Gerald Kusaya Permanent Secretary in the Ministry of Agriculture stated that the government has demonstrated significant political will to fight post harvest losses by developing a national post harvest management strategy, (NPHMS) covering the next ten years from 2019 to 2029.
The strategy aimed at reducing PHL along the commodity value chains with adequately rewards the actors and sufficiently contributes to national food and nutrition security and the economy.
He said the NPHMS focuses on improving PHM by ensuring availability of appropriate post harvest and value addition practices and technologies, providing incentives for investment in marketing systems, as well as improving capacities and coordination of strategic interventions.
FAO and World Bank reports reveal that about one third, (30 to 40 per cent) of the food products globally is lost or wasted annually.
The loss translates to 1.3 billion tonnes of food per year in a world where over 870 million people go hungry.
In sub Saharan Africa, post harvest losses, (PHL) for grains alone exceed $4 billion.
African Union Commission wishes to end hunger by 2025 through among other interventions, decreasing by 50 per cent of the current levels of post-harvest losses by the year 2025.
Food losses and waste amount to roughly $680 billion in industrialized countries and $310 billion in developing countries (FAO).

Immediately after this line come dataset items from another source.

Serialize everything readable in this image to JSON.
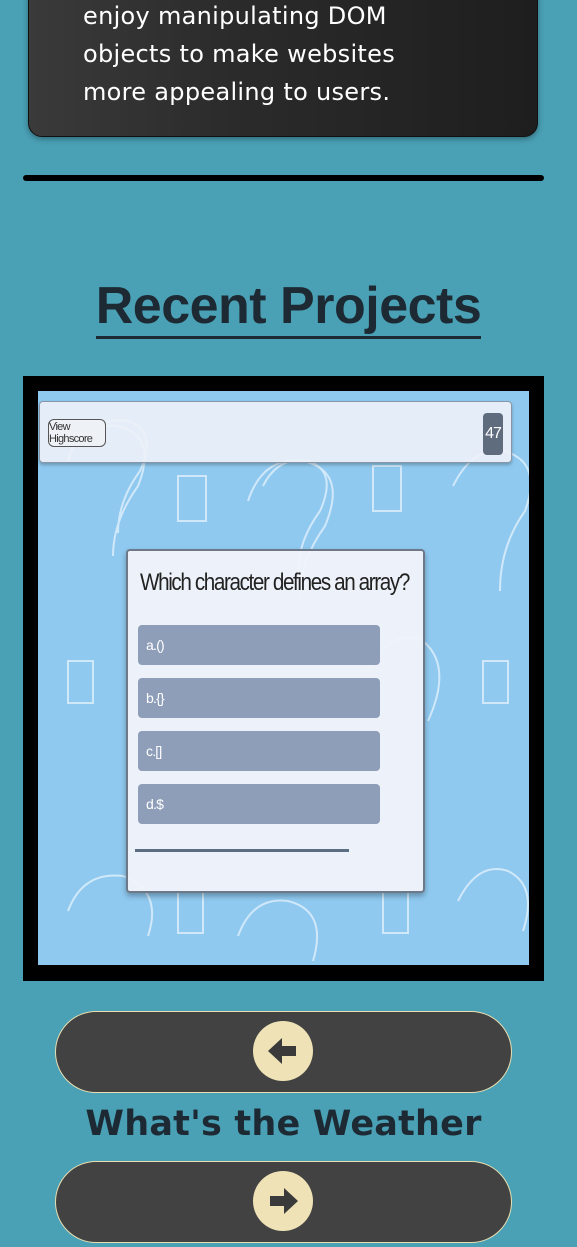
{
  "about": {
    "lines": [
      "enjoy manipulating DOM",
      "objects to make websites",
      "more appealing to users."
    ]
  },
  "projects_section": {
    "title": "Recent Projects",
    "current_project": {
      "name": "What's the Weather",
      "screenshot": {
        "highscore_button": "View Highscore",
        "timer": "47",
        "question": "Which character defines an array?",
        "answers": [
          "a.()",
          "b.{}",
          "c.[]",
          "d.$"
        ]
      }
    },
    "prev_icon": "arrow-left-icon",
    "next_icon": "arrow-right-icon"
  },
  "colors": {
    "background": "#4aa0b5",
    "card": "#2b2b2b",
    "pill": "#424242",
    "pill_border": "#e8dfb0",
    "circle": "#eee2b6",
    "title": "#1d2a33"
  }
}
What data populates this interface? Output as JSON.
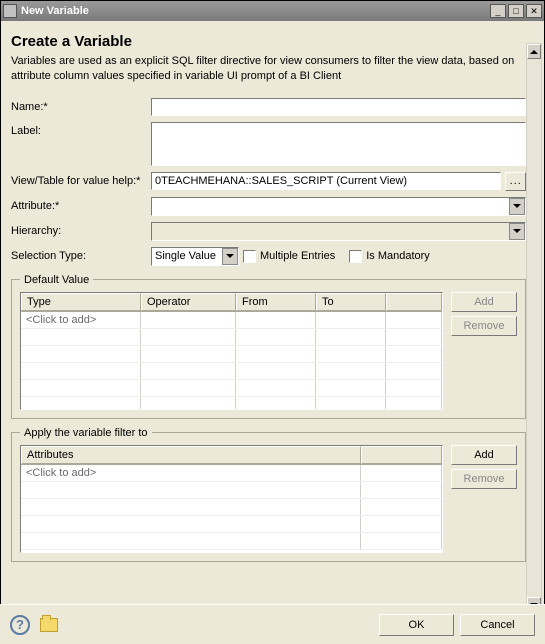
{
  "window": {
    "title": "New Variable"
  },
  "header": {
    "heading": "Create a Variable",
    "description": "Variables are used as an explicit SQL filter directive for view consumers to filter the view data, based on attribute column values specified in variable UI prompt of a BI Client"
  },
  "form": {
    "name_label": "Name:*",
    "name_value": "",
    "label_label": "Label:",
    "label_value": "",
    "viewtable_label": "View/Table for value help:*",
    "viewtable_value": "0TEACHMEHANA::SALES_SCRIPT (Current View)",
    "attribute_label": "Attribute:*",
    "attribute_value": "",
    "hierarchy_label": "Hierarchy:",
    "hierarchy_value": "",
    "selection_type_label": "Selection Type:",
    "selection_type_value": "Single Value",
    "multiple_entries_label": "Multiple Entries",
    "is_mandatory_label": "Is Mandatory"
  },
  "default_value": {
    "legend": "Default Value",
    "columns": [
      "Type",
      "Operator",
      "From",
      "To"
    ],
    "placeholder_row": "<Click to add>",
    "add_btn": "Add",
    "remove_btn": "Remove"
  },
  "apply_filter": {
    "legend": "Apply the variable filter to",
    "columns": [
      "Attributes"
    ],
    "placeholder_row": "<Click to add>",
    "add_btn": "Add",
    "remove_btn": "Remove"
  },
  "footer": {
    "ok": "OK",
    "cancel": "Cancel"
  }
}
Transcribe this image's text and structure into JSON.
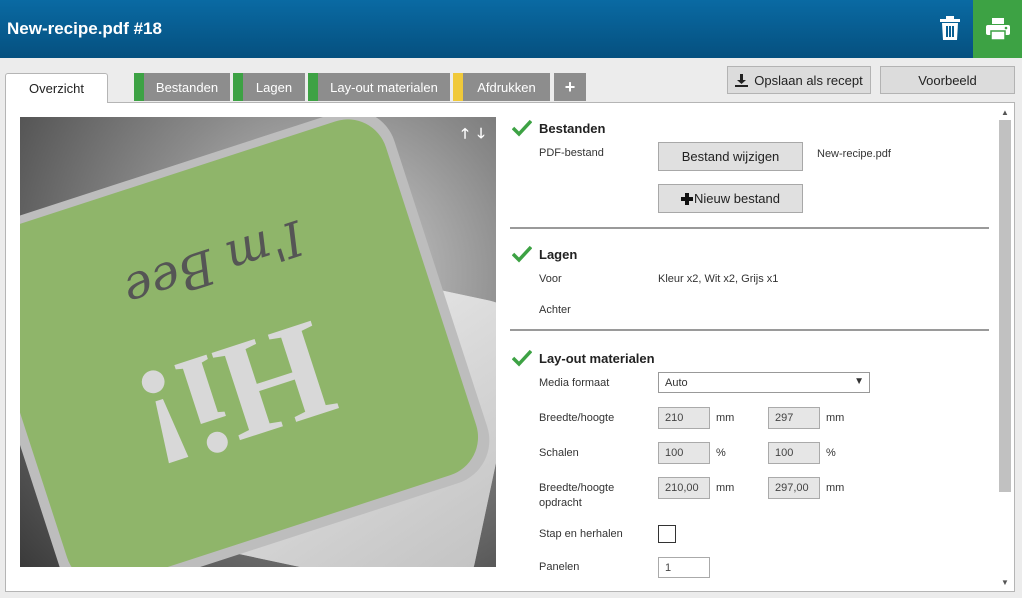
{
  "header": {
    "title": "New-recipe.pdf #18",
    "trash_icon": "trash-icon",
    "print_icon": "printer-icon"
  },
  "tabs": [
    {
      "label": "Overzicht",
      "active": true
    },
    {
      "label": "Bestanden",
      "marker_color": "#3da244"
    },
    {
      "label": "Lagen",
      "marker_color": "#3da244"
    },
    {
      "label": "Lay-out materialen",
      "marker_color": "#3da244"
    },
    {
      "label": "Afdrukken",
      "marker_color": "#f0c93a"
    },
    {
      "label": "+"
    }
  ],
  "toolbar": {
    "save_recipe": "Opslaan als recept",
    "preview": "Voorbeeld"
  },
  "preview": {
    "image": "Hi! I'm Bee label mockup",
    "arrow_up": "🡑",
    "arrow_down": "🡓"
  },
  "bestanden": {
    "title": "Bestanden",
    "pdf_label": "PDF-bestand",
    "change_button": "Bestand wijzigen",
    "filename": "New-recipe.pdf",
    "new_button": "Nieuw bestand"
  },
  "lagen": {
    "title": "Lagen",
    "front_label": "Voor",
    "front_value": "Kleur x2, Wit x2, Grijs x1",
    "back_label": "Achter"
  },
  "layout": {
    "title": "Lay-out materialen",
    "media_label": "Media formaat",
    "media_value": "Auto",
    "size_label": "Breedte/hoogte",
    "width": "210",
    "height": "297",
    "unit_mm": "mm",
    "scale_label": "Schalen",
    "scale_x": "100",
    "scale_y": "100",
    "unit_pct": "%",
    "job_size_label_1": "Breedte/hoogte",
    "job_size_label_2": "opdracht",
    "job_width": "210,00",
    "job_height": "297,00",
    "step_repeat_label": "Stap en herhalen",
    "panels_label": "Panelen",
    "panels_value": "1"
  }
}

Total quantitative food loss in Sub-Saharan Africa has been estimated at a 100 million metric tonnes per year. For grains alone, the value of post-harvest losses are estimated to equate to approximately $4 billion/year (at 2007 prices), which could meet the annual food requirements of about 48 million people and exceeds the annual value of grain imports into Africa and the value of total food aid received in sub-Saharan Africa over the past decade.